Hermione's tiny echo sounded surprised. "That's a relief —,"
"Of course he's considering adopting her," Harry interrupted before Hermione began her tirade of unneeded assurance. "What happened in your vision?"
Hermione's sigh was shrill through no fault of her own and the pair braced for the bad news. I knew it!
"I saw a man who matched your description of Crouch lurking around a derelict manor, and I mean derelict. The windows were boarded up, it looked like no one had been there in years, but it must've been a grand old place once upon a time judging by its decor. It reminded me of the pictures you took of Malfoy's house," she recounted her flash of what Lyra assumed was the future. "Could it have been his own home? What was your grandfather's manor like when you visited?"
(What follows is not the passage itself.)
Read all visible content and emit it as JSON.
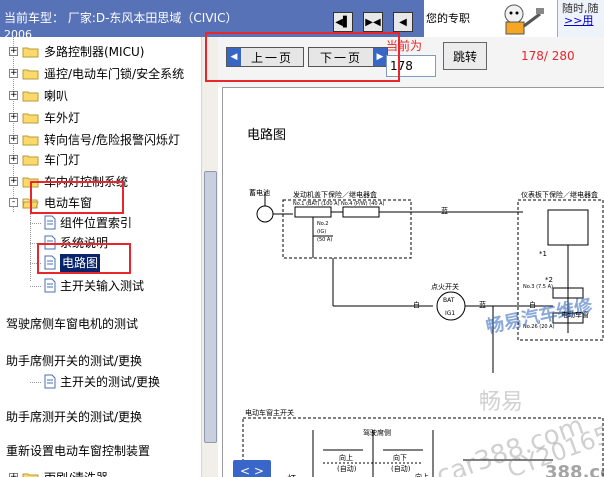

"It was cold, but well-maintained from what we saw from the doorway," Lyra answered diligently. "Clean, some would say too clean."
"The windows weren't boarded, from the outside it looked like your standard if not slightly scary English manor," Harry backed her up, but Lyra noticed the glassy sheen to his stare and the hunching of his shoulders.
"You know something," she called him out and her heart spasmed when Harry gritted his teeth, not bothering to hide his initial thought. What now?
"Who knows something? Harry?" asked Hermione, unable to see their silent exchange.
Harry took over control of the mouthpiece and let Lyra sip her tea as he considered the coincidence with a tapping finger against the phone's spine. "Did you get a look at the manor's front garden? Was there a graveyard?"
"I'm not sure, I was mainly focused on Mr Crouch creeping around inside. I think he was looking for someone, but he seemed off. Like he wasn't in his right mind," said Hermione. She lowered her voice and the pair had to huddle closer to catch her whispers grained by the phone speaker. "He kept repeating something under his breath."
Lyra persevered through the instant wave of nausea. "What?"
"Lyra, I'm sorry," she prefaced, emotion creeping into her tinny voice, she really didn't want to say it, "he kept saying your family's names over and over again — Adelaide, Giselle, Barty, and yours too. That's how I knew it was him. It was as though he was searching the house for you all."
She recoiled from the image her words painted in her mind. The sympathy it roused from the patched shards of her love, was this a sign that her grandad truly felt some type of regret toward his family's tragic demise? He really did consider her as part of his family? "Is Fate trying to blackmail me into making amends with Crouch or something? This feels strangely targeted, I don't care for any of this."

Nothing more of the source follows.